Which includes declaring that certain laws cannot be enforced, “The judicial Power shall extend to all Cases, in Law and Equity, arising under this Constitution … [snip]”

Flag burning is protected speech, and it really is the Courts’ power to decide this.

What we don’t have is judicial review without a case … an important distinction IMEIO.

nm

That’s a different argument. I was specifically noting that “it’s not forbidden in the constitution” is never an argument for allowing the US federal government to do something.

The judicial power, sure. “Judicial activism” in the sense we are discussing is where judges make up new laws, or new rights.

SSM is not like interracial marriage.

The argument in Loving was that a couple was being denied the equal protection of the law that established marriage as the union of one man and one woman. Gay couples were not denied the equal protection of any law, because there was no law that established marriage as the union of two men or two women, therefore the Supreme Court changed the law by changing the definition. That’s what is meant by “judicial activism” in this context.

The right to burn flags is protected under the First Amendment. Free speech is an enumerated right under the Constitution, and thus properly protected by striking down laws that violate it. SSM is not an enumerated right under the Constitution (nor was it established by the law), and thus SSM cannot be licitly established under either the Equal Protection clause, nor the First Amendment, nor anywhere else in the Constitution, which does not enumerate any right to marriage or to SSM. If legislators wanted to enact SSM thru legislation, that would be fine. Making laws is what legislators do. If the states or the people wanted to amend the Constitution and enumerate thereby a right to marriage, or to SSM, that would be fine too. The process of amending the Constitution is also defined therein, as is the process of legislators passing laws.

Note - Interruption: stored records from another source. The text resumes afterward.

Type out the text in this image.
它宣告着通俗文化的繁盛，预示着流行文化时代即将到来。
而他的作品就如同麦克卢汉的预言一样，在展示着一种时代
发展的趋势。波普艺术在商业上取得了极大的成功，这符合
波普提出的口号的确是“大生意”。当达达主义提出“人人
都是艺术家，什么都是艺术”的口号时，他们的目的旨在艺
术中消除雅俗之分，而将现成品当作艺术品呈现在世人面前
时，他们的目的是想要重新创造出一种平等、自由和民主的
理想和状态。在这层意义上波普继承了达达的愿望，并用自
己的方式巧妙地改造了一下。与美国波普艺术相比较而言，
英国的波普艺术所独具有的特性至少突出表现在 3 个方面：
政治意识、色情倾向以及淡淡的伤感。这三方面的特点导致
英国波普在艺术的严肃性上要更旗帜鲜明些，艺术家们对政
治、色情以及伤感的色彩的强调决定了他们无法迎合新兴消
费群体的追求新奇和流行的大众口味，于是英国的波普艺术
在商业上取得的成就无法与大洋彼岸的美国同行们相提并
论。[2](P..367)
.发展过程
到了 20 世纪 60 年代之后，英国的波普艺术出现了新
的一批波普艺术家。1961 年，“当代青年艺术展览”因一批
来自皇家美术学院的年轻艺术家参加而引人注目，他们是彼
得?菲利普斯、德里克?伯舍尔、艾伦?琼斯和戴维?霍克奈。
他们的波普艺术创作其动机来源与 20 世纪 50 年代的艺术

But the Constitution is clear that the federal government, including the Supreme Court, may not do anything it is not explicitly defined to be doing. And the Constitution does not say that the Supreme Court may make laws, nor that the Supreme Court may enumerate new rights. Therefore, they cannot licitly do so.

Regards,
Shodan

But that’s just one interpretation – by others, marriage was established (even if only recently) as the union of two adults. So, if the definition of marriage had already changed due to changes in culture (or some other factors), then the SC was just restoring equal protection that was denied to gay people based on this changed definition of marriage.

And there are probably other interpretations as well. But everything is an interpretation – trying to read the laws literally is an interpretation, and trying to read the motives of the founders is another one, and so on. There’s no way to read the Constitution without interpretation, since the same words and concepts can mean many things.

Since it was a “equal protection of the law” argument, could you cite the law that established marriage as “two adults”?

There is no way to read your post without interpretation, but that doesn’t mean I can decide it said whatever I want it to.

If 'one man and one woman" means “two men”, then why doesn’t “two men” mean “one man and one woman”?